Daha fazla ıslanmamak için içeri girmiştik. Mete, "abi o neydi öyle ya, kafam kadar dolu yagiyo  nasıl olabilir" hayretler içerisinde bu cümleleri kurarken, Mert telefonu eline alıp birşeyler yapmaya başladı, kaşları ve bakışları değişik bir şekilde telefonundan kafasını kaldırıp,"iyide meteorolojide böyle bir sey yok, bu hafta ful güneşli hatta 30°C bile cikiyo" Hepimiz şaşkınlıkla bakakaldık, neydi bu şimdi?  Doğa bize şaka falanmı yapıyordu? diye düşünüp dururken

Sinan, "az da olsa ıslanmışınız gelin size bi kac bir sey veriyim, ordanda mutfağa iner birşeyler yeriz." derken gözleri bana bakıp öylece üstümde gezinirken "Ela sana kendimden birşey  veremicem, ama annemin kıyafetlerinden birkaç parça verebilirim." dediğinde gözleri doluşmuştu. Mert ve Mete Sinan'ın kiyafetlerini giydikten sonra Sinan,bana "gel benimle" dedi ve elleriyle o odayı işaret etti. "Bu odaya ben bile nadiren girerim, ve asla kimseyide sokmam, ama sen ne biliyim değişiksin ben insanları gözlerinden tanırım ela, içinden geçirdiği kötü bişeyi bile anlayabiliyorum ne garip değilmi" deyip kilitli olan kapıyı açmıştı, yavaş adımlarla içeri girdigimizde, papatya kokulu parfüm kokuları burnuma sinmişti. Istemsizce "ama çok güzel kokuyo" demiştim, nasıl dediğime ben bile şaşırmıştım, Sinan hafif bir tebessümle karşılık vermişti.

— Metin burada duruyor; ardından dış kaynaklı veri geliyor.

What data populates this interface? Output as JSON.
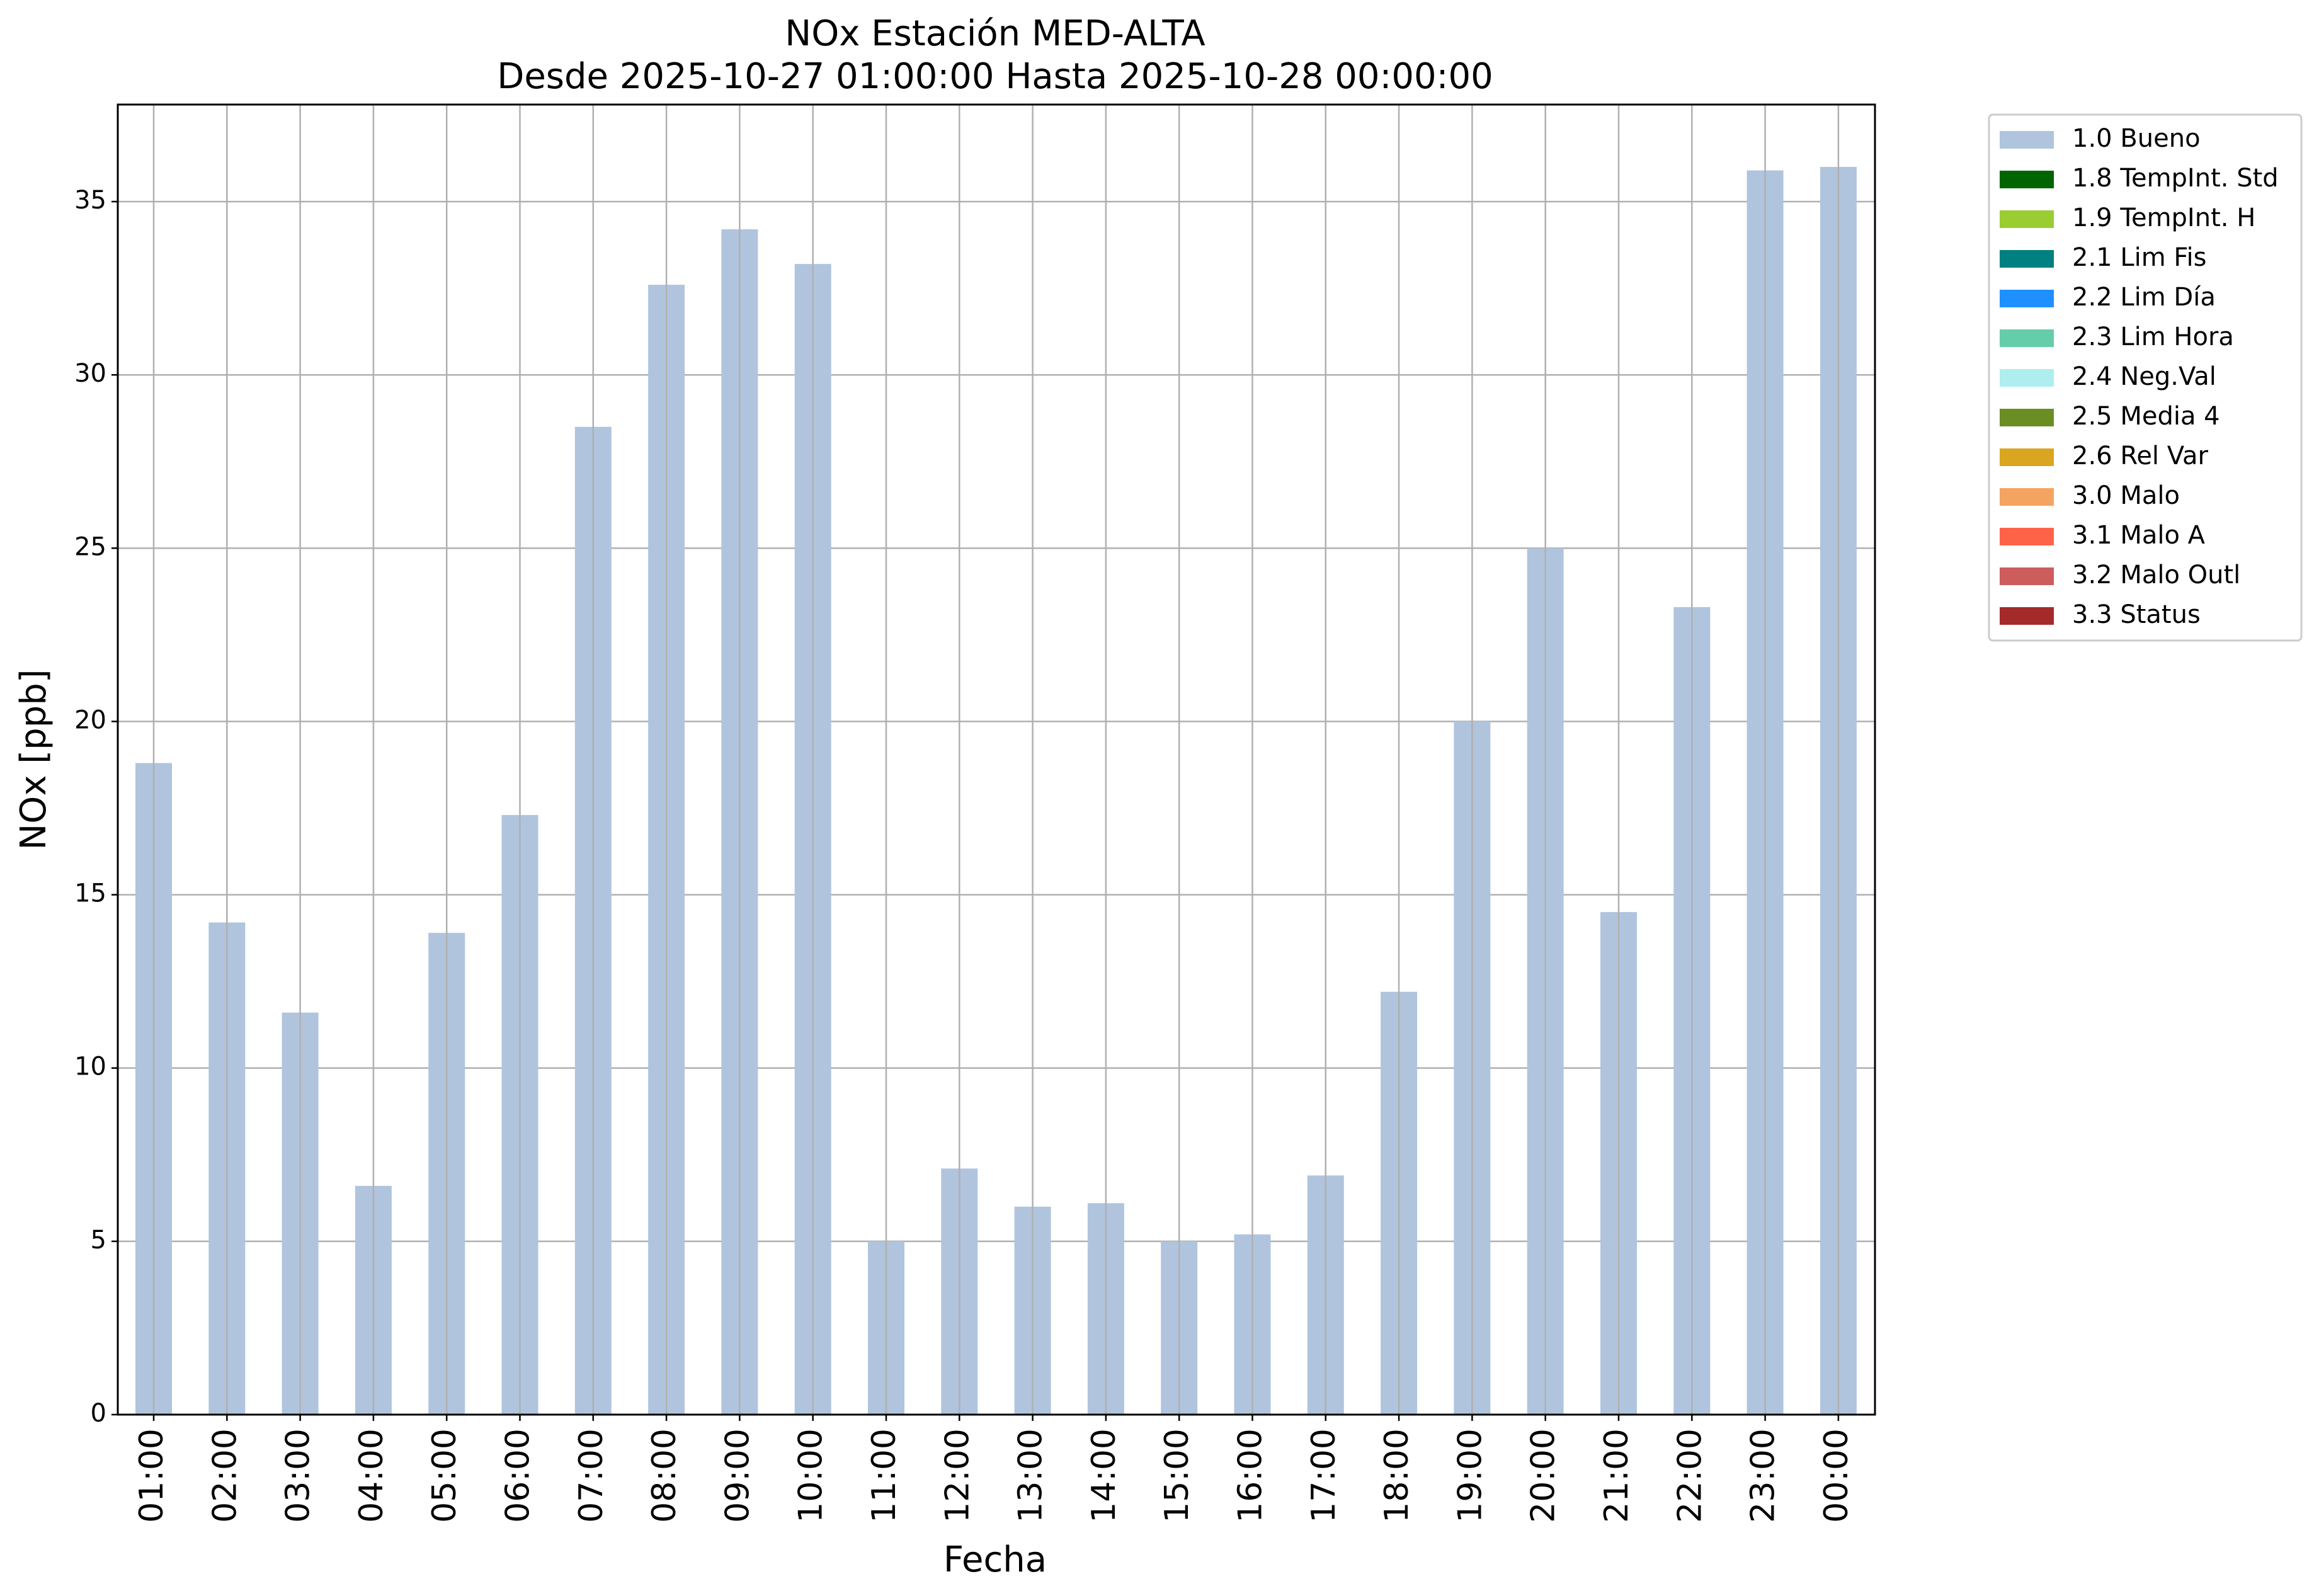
{
  "chart_data": {
    "type": "bar",
    "title": "NOx Estación MED-ALTA",
    "subtitle": "Desde 2025-10-27 01:00:00 Hasta 2025-10-28 00:00:00",
    "xlabel": "Fecha",
    "ylabel": "NOx [ppb]",
    "ylim": [
      0,
      37.8
    ],
    "yticks": [
      0,
      5,
      10,
      15,
      20,
      25,
      30,
      35
    ],
    "grid": true,
    "legend_position": "outside-top-right",
    "categories": [
      "01:00",
      "02:00",
      "03:00",
      "04:00",
      "05:00",
      "06:00",
      "07:00",
      "08:00",
      "09:00",
      "10:00",
      "11:00",
      "12:00",
      "13:00",
      "14:00",
      "15:00",
      "16:00",
      "17:00",
      "18:00",
      "19:00",
      "20:00",
      "21:00",
      "22:00",
      "23:00",
      "00:00"
    ],
    "series": [
      {
        "name": "1.0 Bueno",
        "color": "#b0c4de",
        "values": [
          18.8,
          14.2,
          11.6,
          6.6,
          13.9,
          17.3,
          28.5,
          32.6,
          34.2,
          33.2,
          5.0,
          7.1,
          6.0,
          6.1,
          5.0,
          5.2,
          6.9,
          12.2,
          20.0,
          25.0,
          14.5,
          23.3,
          35.9,
          36.0
        ]
      }
    ],
    "legend": [
      {
        "label": "1.0 Bueno",
        "color": "#b0c4de"
      },
      {
        "label": "1.8 TempInt. Std",
        "color": "#006400"
      },
      {
        "label": "1.9 TempInt. H",
        "color": "#9acd32"
      },
      {
        "label": "2.1 Lim Fis",
        "color": "#008080"
      },
      {
        "label": "2.2 Lim Día",
        "color": "#1e90ff"
      },
      {
        "label": "2.3 Lim Hora",
        "color": "#66cdaa"
      },
      {
        "label": "2.4 Neg.Val",
        "color": "#afeeee"
      },
      {
        "label": "2.5 Media 4",
        "color": "#6b8e23"
      },
      {
        "label": "2.6 Rel Var",
        "color": "#daa520"
      },
      {
        "label": "3.0 Malo",
        "color": "#f4a460"
      },
      {
        "label": "3.1 Malo A",
        "color": "#ff6347"
      },
      {
        "label": "3.2 Malo Outl",
        "color": "#cd5c5c"
      },
      {
        "label": "3.3 Status",
        "color": "#a52a2a"
      }
    ]
  }
}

Bu oda ya girdiğimde kendimi nedensizce huzurlu hissettim, bilmiyordum nasıl olmuştu ama kendimi sanki denizin en derinlerine bırakmıştım. Okadar rahat okadar ferahtı ki adeta nefes'im kesilecekmis gibi hissettim. Sinan elini annesinin elbiselerin üstünde gezdirirken bian bitane tşört ve pijamayı eline alıp bana uzattı, kısık sesle "bunları giyebilirsin." dedi. ve birlikte odadan çıktık.

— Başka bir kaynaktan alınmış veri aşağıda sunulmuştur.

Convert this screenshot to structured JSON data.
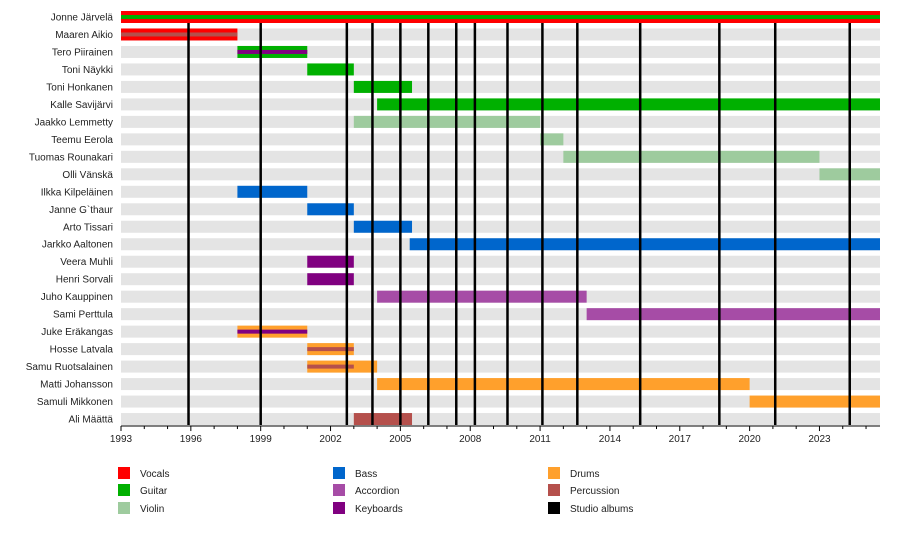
{
  "chart_data": {
    "type": "timeline",
    "xlim": [
      1993,
      2025.6
    ],
    "x_ticks": [
      "1993",
      "1996",
      "1999",
      "2002",
      "2005",
      "2008",
      "2011",
      "2014",
      "2017",
      "2020",
      "2023"
    ],
    "minor_tick_interval_years": 1,
    "grid": false,
    "legend_placement": "bottom",
    "colors": {
      "Vocals": "#FF0000",
      "Guitar": "#00B000",
      "Violin": "#9ECB9E",
      "Bass": "#0066CC",
      "Accordion": "#A64CA6",
      "Keyboards": "#800080",
      "Drums": "#FFA02C",
      "Percussion": "#B5504C",
      "Studio albums": "#000000"
    },
    "legend": [
      [
        "Vocals",
        "Guitar",
        "Violin"
      ],
      [
        "Bass",
        "Accordion",
        "Keyboards"
      ],
      [
        "Drums",
        "Percussion",
        "Studio albums"
      ]
    ],
    "members": [
      {
        "name": "Jonne Järvelä",
        "start": 1993,
        "end": "present",
        "role": "Vocals",
        "stripe": "Guitar"
      },
      {
        "name": "Maaren Aikio",
        "start": 1993,
        "end": 1998,
        "role": "Vocals",
        "stripe": "Percussion"
      },
      {
        "name": "Tero Piirainen",
        "start": 1998,
        "end": 2001,
        "role": "Guitar",
        "stripe": "Keyboards"
      },
      {
        "name": "Toni Näykki",
        "start": 2001,
        "end": 2003,
        "role": "Guitar"
      },
      {
        "name": "Toni Honkanen",
        "start": 2003,
        "end": 2005.5,
        "role": "Guitar"
      },
      {
        "name": "Kalle Savijärvi",
        "start": 2004,
        "end": "present",
        "role": "Guitar"
      },
      {
        "name": "Jaakko Lemmetty",
        "start": 2003,
        "end": 2011,
        "role": "Violin"
      },
      {
        "name": "Teemu Eerola",
        "start": 2011,
        "end": 2012,
        "role": "Violin"
      },
      {
        "name": "Tuomas Rounakari",
        "start": 2012,
        "end": 2023,
        "role": "Violin"
      },
      {
        "name": "Olli Vänskä",
        "start": 2023,
        "end": "present",
        "role": "Violin"
      },
      {
        "name": "Ilkka Kilpeläinen",
        "start": 1998,
        "end": 2001,
        "role": "Bass"
      },
      {
        "name": "Janne G`thaur",
        "start": 2001,
        "end": 2003,
        "role": "Bass"
      },
      {
        "name": "Arto Tissari",
        "start": 2003,
        "end": 2005.5,
        "role": "Bass"
      },
      {
        "name": "Jarkko Aaltonen",
        "start": 2005.4,
        "end": "present",
        "role": "Bass"
      },
      {
        "name": "Veera Muhli",
        "start": 2001,
        "end": 2003,
        "role": "Keyboards"
      },
      {
        "name": "Henri Sorvali",
        "start": 2001,
        "end": 2003,
        "role": "Keyboards"
      },
      {
        "name": "Juho Kauppinen",
        "start": 2004,
        "end": 2013,
        "role": "Accordion"
      },
      {
        "name": "Sami Perttula",
        "start": 2013,
        "end": "present",
        "role": "Accordion"
      },
      {
        "name": "Juke Eräkangas",
        "start": 1998,
        "end": 2001,
        "role": "Drums",
        "stripe": "Keyboards"
      },
      {
        "name": "Hosse Latvala",
        "start": 2001,
        "end": 2003,
        "role": "Drums",
        "stripe": "Percussion"
      },
      {
        "name": "Samu Ruotsalainen",
        "start": 2001,
        "end": 2004,
        "role": "Drums",
        "stripe": "Percussion",
        "stripe_end": 2003
      },
      {
        "name": "Matti Johansson",
        "start": 2004,
        "end": 2020,
        "role": "Drums"
      },
      {
        "name": "Samuli Mikkonen",
        "start": 2020,
        "end": "present",
        "role": "Drums"
      },
      {
        "name": "Ali Määttä",
        "start": 2003,
        "end": 2005.5,
        "role": "Percussion"
      }
    ],
    "studio_albums": [
      1995.9,
      1999.0,
      2002.7,
      2003.8,
      2005.0,
      2006.2,
      2007.4,
      2008.2,
      2009.6,
      2011.1,
      2012.6,
      2015.3,
      2018.7,
      2021.1,
      2024.3
    ]
  }
}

Bizimkiler yorgun düşmüştüki kolktukta öylece uyukluyolardı, resmen ayakta uyuyorlardı. Suratım da yapmacık bir gülumsemeyle onları izliyorduk ki bianda yağan dolu taneciklerinden cam dayanamayıp çatlamıştı, evet "çat" diye bir ses gelmişti. Kalbimin ritimleri daha da hızlanırken korkmuştum, Uyuyan Mete yerinden sıçrayıp, "Nee savaşmı çıktı noldu he" uyku sersemi söylemiştiki Mert de uyandı, "o seste neydi öyle" Sinan,"Cam çatladı ama sorun yok hallettiririm ben bizim adamlara" devam etti. "hadi gelin de  birseyler yiyelim." Aslında kac gündür hiçbirşey yemiyordum. 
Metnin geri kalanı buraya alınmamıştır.